Footnote. In case you're interested, the other four major extinctions were: the Ordovician-Silurian (O-S, 450-440 million years ago) which killed around 60-70% of known species; the Late Devonian (D-C, 375-360 million years ago), which appears to have come in 'pulses' over a period of about 15-20 million years, and which finally saw the last remaining trilobites (my favourites!) who had been decimated at the O-S boundary - that too saw about 70% of all known species go extinct including most of the first invaders of the land; the Permian-Triassic (P-Tr 252 million years ago), which is also known as the Great Dying, in which 90-95% of all known species became extinct and is thought to have also been a 'pulsed' event also with possible multiple causes; the Triassic-Jurassic (Tr-J, 201 million years ago) which saw again around 70-75% of all species become extinct (notice a pattern here?), although the Dinosauria and their close relatives managed to avoid that particular catastrophe. There have other mass extinction where perhaps 25-30% of species went extinct but they are too numerous to mention here and may just be a pattern of life down the ages. If you are wondering why the mass extinction events always occur at the end of one period, it's just that often major periods of geological time are split solely for that reason; they are that catastrophic!

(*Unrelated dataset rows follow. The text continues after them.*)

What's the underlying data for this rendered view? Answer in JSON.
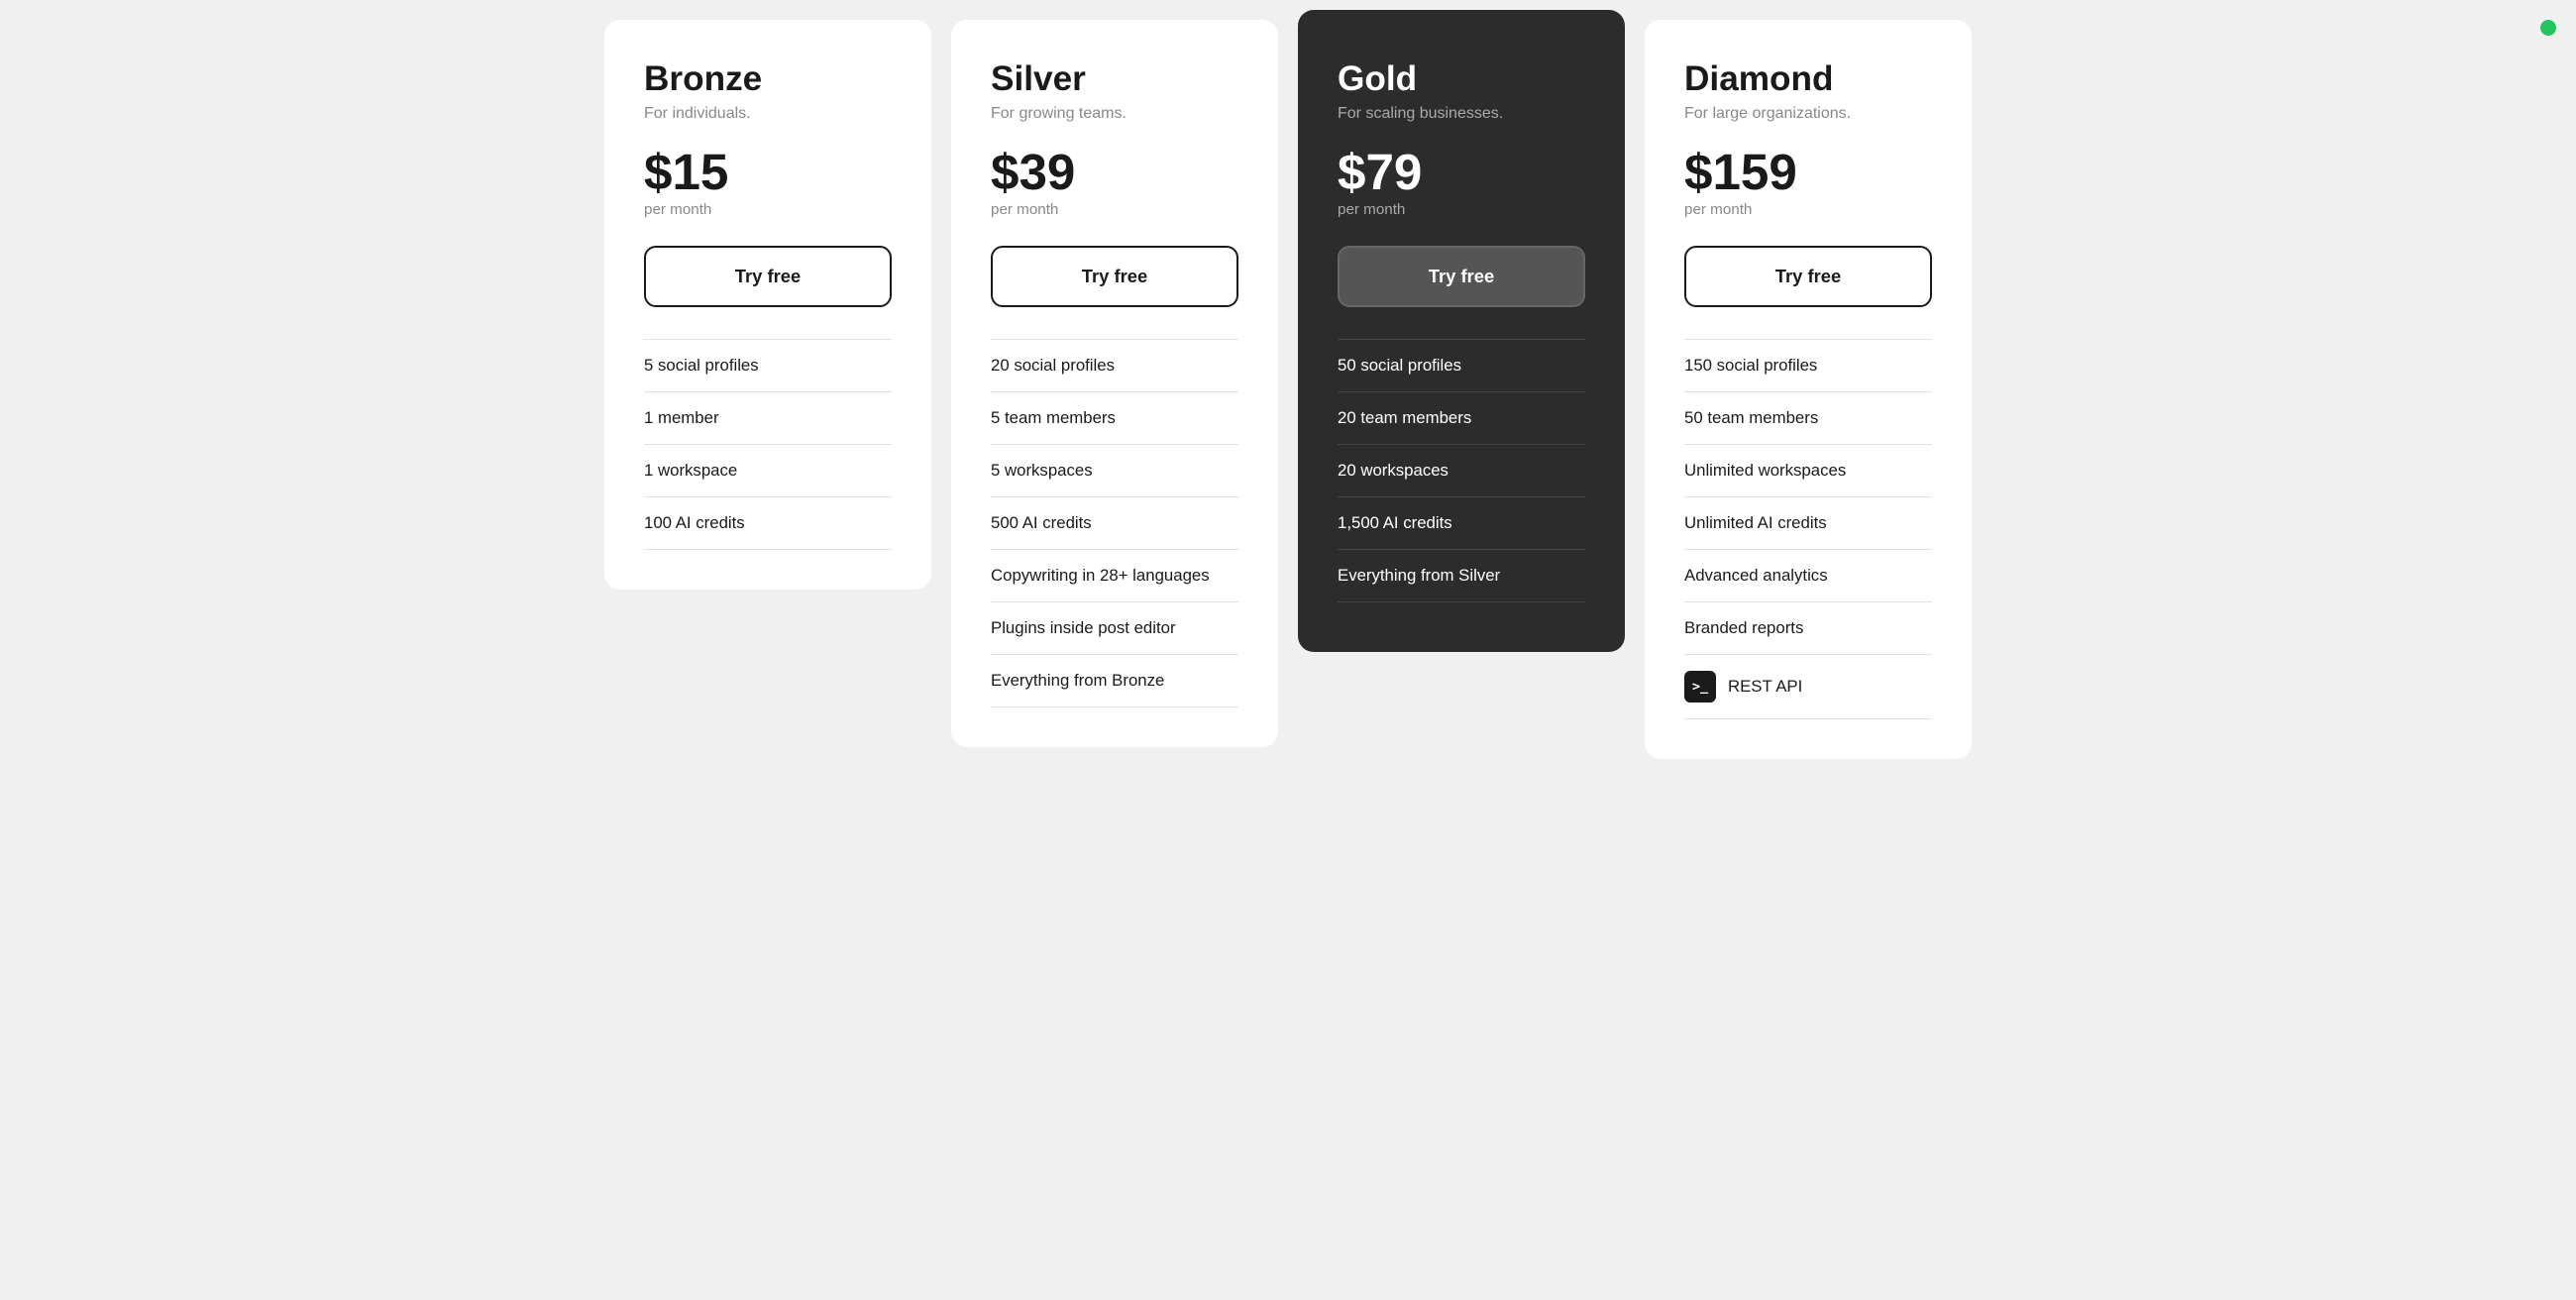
{
  "plans": [
    {
      "id": "bronze",
      "name": "Bronze",
      "tagline": "For individuals.",
      "price": "$15",
      "period": "per month",
      "cta": "Try free",
      "theme": "light",
      "features": [
        "5 social profiles",
        "1 member",
        "1 workspace",
        "100 AI credits"
      ]
    },
    {
      "id": "silver",
      "name": "Silver",
      "tagline": "For growing teams.",
      "price": "$39",
      "period": "per month",
      "cta": "Try free",
      "theme": "light",
      "features": [
        "20 social profiles",
        "5 team members",
        "5 workspaces",
        "500 AI credits",
        "Copywriting in 28+ languages",
        "Plugins inside post editor",
        "Everything from Bronze"
      ]
    },
    {
      "id": "gold",
      "name": "Gold",
      "tagline": "For scaling businesses.",
      "price": "$79",
      "period": "per month",
      "cta": "Try free",
      "theme": "dark",
      "features": [
        "50 social profiles",
        "20 team members",
        "20 workspaces",
        "1,500 AI credits",
        "Everything from Silver"
      ]
    },
    {
      "id": "diamond",
      "name": "Diamond",
      "tagline": "For large organizations.",
      "price": "$159",
      "period": "per month",
      "cta": "Try free",
      "theme": "light",
      "features": [
        "150 social profiles",
        "50 team members",
        "Unlimited workspaces",
        "Unlimited AI credits",
        "Advanced analytics",
        "Branded reports",
        "REST API"
      ],
      "feature_icons": {
        "REST API": "terminal"
      }
    }
  ],
  "labels": {
    "per_month": "per month",
    "try_free": "Try free",
    "terminal_icon": ">_"
  }
}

Sadly, future palaeontologists may mark down the end of the Cenozoic (our current era) as the sixth extinction event if humans continue on their present course; a truly unique event. It will be the first time that the biota has itself caused such an extinction but don't worry; life has a habit of bouncing back.
* So named after, I believe, Jack Northrop and early pioneer of the 'flying wing' design for aircraft (and that was what Queztalocoatlus was, a flying wing) which ultimately led to the American, cold-war B2 'Spirit' bomber. And yes, I also know that the Horton brothers in Germany in the '30s got there first but they were trying to build efficient gliders and only later did they get sidetracked by the Nazis into putting engines on!